A single bit is not useful. But we are not constrained to a single bit. Wang has disclosed that, given an arbitrary MD5 system state, her implementation is capable of finding a multicollision-capable set after approximately one hour of computation with one doppelganger computable every fifteen minutes after that. It is well within the realm of feasiblity to compute 16 sequential multicollision sets, each adapting to the MD5 state emitted by the previous, with 256 (or 28)computed doppelgangers for each set. Now, instead of the single bit of information represented by the choice between vec1 and vec2, we have 8 bits of information per prepended block – and there are 16 blocks. This yields space for a 128 bit signature, and things just got much more interesting…

We can use that, for example, to prepend a unique 128 bit serial number to every copy of a song file that transmits through a P2P network, thus showing where it has come from. The search algorithms and file integrity mechanisms on P2P networks tend to be MD5 based, so nothing will fail – “except perhaps some of the opacity of the network.”

A related technique is shown whereby a fingerprint of the computer on which software is packaged can be incorporated into the binary (without changing the md5), as another way of discretely tracking provenance.

What happened next?

Four years later came the publication of MD5 Considered Harmful Today which exploited the MD5 hash collision weakness to create a rogue Certificate Authority (CA) that was trusted by all browsers.

…This certificate allows us to impersonate any website on the Internet, including banking and e-commerce sites secured using the HTTPS protocol. Our attack takes advantage of a weakness in the MD5 cryptographic hash function that allows the construction of different messages with the same MD5 hash. This is known as an MD5 “collision”. Previous work on MD5 collisions between 2004 and 2007 showed that the use of this hash function in digital signatures can lead to theoretical attack scenarios. Our current work proves that at least one attack scenario can be exploited in practice, thus exposing the security infrastructure of the web to realistic threats.

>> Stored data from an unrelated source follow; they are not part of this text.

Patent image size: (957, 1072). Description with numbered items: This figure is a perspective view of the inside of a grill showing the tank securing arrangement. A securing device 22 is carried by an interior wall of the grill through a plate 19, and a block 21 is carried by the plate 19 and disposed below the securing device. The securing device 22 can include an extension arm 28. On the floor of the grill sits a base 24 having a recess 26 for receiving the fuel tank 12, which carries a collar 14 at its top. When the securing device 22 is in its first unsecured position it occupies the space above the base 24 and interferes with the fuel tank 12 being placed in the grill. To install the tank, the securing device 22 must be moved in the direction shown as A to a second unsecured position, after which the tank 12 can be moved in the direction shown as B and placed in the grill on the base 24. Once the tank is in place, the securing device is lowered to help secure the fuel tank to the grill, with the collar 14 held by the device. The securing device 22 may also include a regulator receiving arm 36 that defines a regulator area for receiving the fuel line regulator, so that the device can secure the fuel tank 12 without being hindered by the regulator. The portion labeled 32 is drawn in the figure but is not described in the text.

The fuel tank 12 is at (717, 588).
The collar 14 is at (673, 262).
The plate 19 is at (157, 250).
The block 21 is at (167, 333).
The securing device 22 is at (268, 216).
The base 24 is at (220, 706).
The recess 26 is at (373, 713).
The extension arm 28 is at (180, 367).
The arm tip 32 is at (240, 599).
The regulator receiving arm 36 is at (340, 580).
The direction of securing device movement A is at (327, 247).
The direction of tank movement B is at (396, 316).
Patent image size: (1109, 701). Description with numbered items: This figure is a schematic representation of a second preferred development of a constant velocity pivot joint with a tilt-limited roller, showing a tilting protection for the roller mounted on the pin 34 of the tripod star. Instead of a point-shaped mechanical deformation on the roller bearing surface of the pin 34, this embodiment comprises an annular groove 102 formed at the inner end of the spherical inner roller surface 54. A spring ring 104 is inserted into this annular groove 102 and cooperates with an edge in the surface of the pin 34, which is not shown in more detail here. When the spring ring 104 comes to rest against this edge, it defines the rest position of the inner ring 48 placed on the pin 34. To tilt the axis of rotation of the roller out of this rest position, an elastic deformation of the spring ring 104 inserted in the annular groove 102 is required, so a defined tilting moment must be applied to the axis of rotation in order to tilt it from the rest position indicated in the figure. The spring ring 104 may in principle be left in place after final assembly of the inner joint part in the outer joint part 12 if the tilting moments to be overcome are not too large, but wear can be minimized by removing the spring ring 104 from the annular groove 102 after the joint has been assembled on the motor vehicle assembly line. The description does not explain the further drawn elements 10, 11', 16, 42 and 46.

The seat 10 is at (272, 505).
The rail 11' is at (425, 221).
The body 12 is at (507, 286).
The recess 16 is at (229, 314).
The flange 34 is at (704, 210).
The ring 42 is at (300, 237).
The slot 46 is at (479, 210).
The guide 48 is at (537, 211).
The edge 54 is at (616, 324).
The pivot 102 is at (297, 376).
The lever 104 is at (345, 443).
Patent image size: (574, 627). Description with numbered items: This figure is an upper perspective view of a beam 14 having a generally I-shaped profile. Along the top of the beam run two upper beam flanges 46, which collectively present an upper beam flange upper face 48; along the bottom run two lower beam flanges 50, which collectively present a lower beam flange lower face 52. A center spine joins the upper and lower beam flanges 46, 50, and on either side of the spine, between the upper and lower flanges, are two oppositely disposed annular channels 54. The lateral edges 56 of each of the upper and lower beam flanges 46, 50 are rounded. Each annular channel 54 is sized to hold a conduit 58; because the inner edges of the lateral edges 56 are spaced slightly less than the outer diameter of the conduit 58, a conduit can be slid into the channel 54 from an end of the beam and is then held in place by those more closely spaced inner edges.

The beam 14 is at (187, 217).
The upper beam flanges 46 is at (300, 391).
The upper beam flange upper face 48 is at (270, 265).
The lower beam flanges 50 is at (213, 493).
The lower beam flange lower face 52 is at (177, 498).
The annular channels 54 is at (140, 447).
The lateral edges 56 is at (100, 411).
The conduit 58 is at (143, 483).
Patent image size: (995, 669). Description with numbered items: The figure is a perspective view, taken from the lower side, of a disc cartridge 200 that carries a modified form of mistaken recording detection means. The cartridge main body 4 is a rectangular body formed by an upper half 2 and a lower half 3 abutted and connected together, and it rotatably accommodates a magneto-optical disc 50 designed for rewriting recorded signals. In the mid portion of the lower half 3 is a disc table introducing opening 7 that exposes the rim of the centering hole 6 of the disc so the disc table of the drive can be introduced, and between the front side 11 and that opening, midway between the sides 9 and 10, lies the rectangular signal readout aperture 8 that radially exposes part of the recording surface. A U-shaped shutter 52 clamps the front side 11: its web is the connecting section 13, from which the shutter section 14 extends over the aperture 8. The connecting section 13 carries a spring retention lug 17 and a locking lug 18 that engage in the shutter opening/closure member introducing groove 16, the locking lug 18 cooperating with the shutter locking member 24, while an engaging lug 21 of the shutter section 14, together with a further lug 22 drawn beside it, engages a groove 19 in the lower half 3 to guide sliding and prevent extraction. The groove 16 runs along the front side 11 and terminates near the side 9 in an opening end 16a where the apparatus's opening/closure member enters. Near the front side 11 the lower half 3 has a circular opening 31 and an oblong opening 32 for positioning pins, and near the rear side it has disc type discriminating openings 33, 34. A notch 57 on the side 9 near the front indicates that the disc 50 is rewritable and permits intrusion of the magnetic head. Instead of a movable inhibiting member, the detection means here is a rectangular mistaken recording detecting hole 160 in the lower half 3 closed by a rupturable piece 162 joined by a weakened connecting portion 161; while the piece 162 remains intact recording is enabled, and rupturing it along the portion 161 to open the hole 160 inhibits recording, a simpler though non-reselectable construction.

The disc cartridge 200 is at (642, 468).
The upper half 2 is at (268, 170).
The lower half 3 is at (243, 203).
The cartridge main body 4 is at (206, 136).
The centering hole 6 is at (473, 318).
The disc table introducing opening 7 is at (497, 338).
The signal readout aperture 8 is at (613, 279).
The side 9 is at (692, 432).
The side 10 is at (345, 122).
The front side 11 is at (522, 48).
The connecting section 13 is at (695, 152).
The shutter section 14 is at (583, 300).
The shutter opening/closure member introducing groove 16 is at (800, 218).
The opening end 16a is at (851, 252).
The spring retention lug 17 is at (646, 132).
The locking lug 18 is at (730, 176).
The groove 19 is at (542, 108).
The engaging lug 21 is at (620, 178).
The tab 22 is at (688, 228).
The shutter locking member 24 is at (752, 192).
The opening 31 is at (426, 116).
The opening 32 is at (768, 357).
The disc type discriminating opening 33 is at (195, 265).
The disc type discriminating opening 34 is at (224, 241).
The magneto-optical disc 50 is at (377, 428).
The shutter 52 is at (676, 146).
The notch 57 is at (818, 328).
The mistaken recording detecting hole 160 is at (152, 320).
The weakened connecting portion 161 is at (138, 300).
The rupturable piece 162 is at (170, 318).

When it comes to security, ignoring ‘theoretical weaknesses’ and failing to keep up to date with the latest recommendations can have serious consequences:

The infrastructure of Certification Authorities is meant to prevent exactly this type of attack. Our work shows that known weaknesses in the MD5 hash function can be exploited in realistic attack, due to the fact that even after years of warnings about the lack of security of MD5, some root CAs are still using this broken hash function.